Monday, June 13, 2016
Correcting protein interaction databases by separating protein into >5k fractions!
Yeast 2 hybrid assays (Y2H) are a classical molecular biology technique. They were a huge leap forward in our ability to determine protein-protein interactions. They got even better at it when they could be cranked up with automation -- tons of robot arms whirling about and generating huge knowledge bases of what protein interacts with what other ones.
So....what if those knowledge bases turned out to be somewhat less than perfect? That would be exciting, right? What if other databases of protein-protein interactions also turned out to have some high FDR as well? It would at least be pretty controversial. So maybe you should cover your bases by doing some serious benchmark. Maybe running more than 5,000 fractions(?!!) before you submit that one to to MCP....
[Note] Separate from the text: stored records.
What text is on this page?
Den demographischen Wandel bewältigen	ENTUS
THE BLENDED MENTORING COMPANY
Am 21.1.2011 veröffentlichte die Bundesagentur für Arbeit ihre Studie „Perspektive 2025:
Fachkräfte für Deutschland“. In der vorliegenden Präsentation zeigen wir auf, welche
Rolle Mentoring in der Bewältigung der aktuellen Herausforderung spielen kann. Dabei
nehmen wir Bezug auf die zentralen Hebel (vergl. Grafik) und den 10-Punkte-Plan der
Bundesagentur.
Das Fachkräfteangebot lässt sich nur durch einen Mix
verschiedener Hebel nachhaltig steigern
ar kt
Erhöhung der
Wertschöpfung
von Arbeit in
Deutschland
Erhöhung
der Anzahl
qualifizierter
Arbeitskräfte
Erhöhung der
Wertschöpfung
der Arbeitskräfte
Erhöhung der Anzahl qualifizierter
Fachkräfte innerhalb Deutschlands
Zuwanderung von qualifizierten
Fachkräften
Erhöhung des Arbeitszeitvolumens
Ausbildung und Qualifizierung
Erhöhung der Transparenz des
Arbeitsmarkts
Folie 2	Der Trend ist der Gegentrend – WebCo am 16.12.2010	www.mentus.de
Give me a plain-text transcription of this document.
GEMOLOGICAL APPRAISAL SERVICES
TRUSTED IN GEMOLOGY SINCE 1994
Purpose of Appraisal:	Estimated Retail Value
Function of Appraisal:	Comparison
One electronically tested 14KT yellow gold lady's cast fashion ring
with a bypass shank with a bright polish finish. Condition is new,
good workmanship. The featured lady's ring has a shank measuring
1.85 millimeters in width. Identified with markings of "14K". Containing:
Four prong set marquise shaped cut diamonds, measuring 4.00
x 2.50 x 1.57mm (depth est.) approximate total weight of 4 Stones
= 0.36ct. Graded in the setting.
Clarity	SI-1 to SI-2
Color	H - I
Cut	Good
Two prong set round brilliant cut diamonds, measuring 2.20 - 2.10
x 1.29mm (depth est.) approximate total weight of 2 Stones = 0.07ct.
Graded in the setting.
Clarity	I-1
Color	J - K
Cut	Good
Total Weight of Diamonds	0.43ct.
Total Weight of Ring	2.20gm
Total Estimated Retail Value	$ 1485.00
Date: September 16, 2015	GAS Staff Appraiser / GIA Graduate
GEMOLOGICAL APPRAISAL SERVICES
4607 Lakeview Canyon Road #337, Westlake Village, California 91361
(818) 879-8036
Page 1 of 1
And that is what happens here in this new paper from Maxim Shatsky et al.,. These authors use a seriously convoluted methodology involving protein level fractionation and iTRAQ labeling to determine interacting protein partners. The paper is open access so I can borrow this image, I think.
They start by growing 400Liters(!!) of their opportunistic pathogen (D. vulgaris), which I imagine doesn't get chalked up as someone's very favorite semester, so they can start with 10 grams or so of protein. Then they start by doing the ammonium sulfate fractions. Each fractions then go into ion exchange (this is all still protein level), they shuffle up the fractions to make it less likely they have overlap and do HIC and repeat the step above with SEC.
The goal? End up with fractionation so complete that they should only see proteins hanging out together IF they are part of the same complex. At this point...I'm...skeptical....but curious enough that I keep reading.
Thank goodness, here they don't actually run 5,000 fractions. They digest the protein fractions - iTRAQ labelled with either the 4plex or the 8plex. The method section is very confusing here...unless...and I'm not ruling this out...they actually started this study before the iTRAQ 8 plex reagent was released. I first used that in 2009 or 2010, I think. This might explain some other things here.
Next, iTRAQ labeled fractions are combined by mixing fractions from further down the fractionation scale to further minimize overlap. Then the iTRAQ labeled mixtures are (oh no!!) peptide fractionated and MALDI spotted. Seriously. I'm writing about this study because I think its good. But I'm envisioning one of these authors completing his/her Ph.D. on this project after 13 years or so of working on it. Which is fine. If you're gonna spend 13 years in grad school, there are worse places to do it than Berkeley.
Joking aside. This is where it gets more confusing. So now you have these iTRAQ combined 1,400 fractions or so. And you get these quantification values for all of these peptides. So then you have to recombine this data. With this amount of fractionation they are able to get about 1,400 protein with the MALDI-TOF. This is about half the bacteria's proteome. Now they have to recombine the data to figure out what is coeluting (and therefore complexing) with the others.
I mentioned some skepticism above. So they look for their model complexes. The ones that Y2H has seen (as well as other techniques). And they are there. With each other. This crazy thing works. Wow. They do mention that they previously did this on a much smaller scale. But there definitely had to be some relief after all of this work to see proteins showing up together that you know should be together.
The method section then has a lot of words I don't know, but this is probably where you figure out how 17 trillion MALDI-spot files work together. This is where they need to build their pipeline to work out these interactions and build up their database of what interacts with what in this bacteria. For an added complication they get some historic data and run it through their pipeline and it turns out that 1) some of this published stuff has HUGE FDR. And some of these established databases through Y2H and other MS techniques have FDRs higher than we'd hope to see. In one dataset they suggest and FDR as high as 85%....yikes.
Seriously. I do like this study. And they needed to cover their bases here. Especially with the MS technology they had to work with, the upfront workflow is going to need to be huge. And you can't start something this ambitious and then stop or change the methodology in the center.
And then this guy gets to graduate! (Last joke. I promise)
BIG and ambitious study. Glad it was done and almost as glad that I didn't have to do it.
The big take away here. If your MS/MS data suggests that you've got some interacting proteins but the databases say it isn't likely, or true, it might not be the mass spectrometer that is wrong. And hopefully, eventually we'll be able to replace some of these existing knowledge bases with something better and more accurate.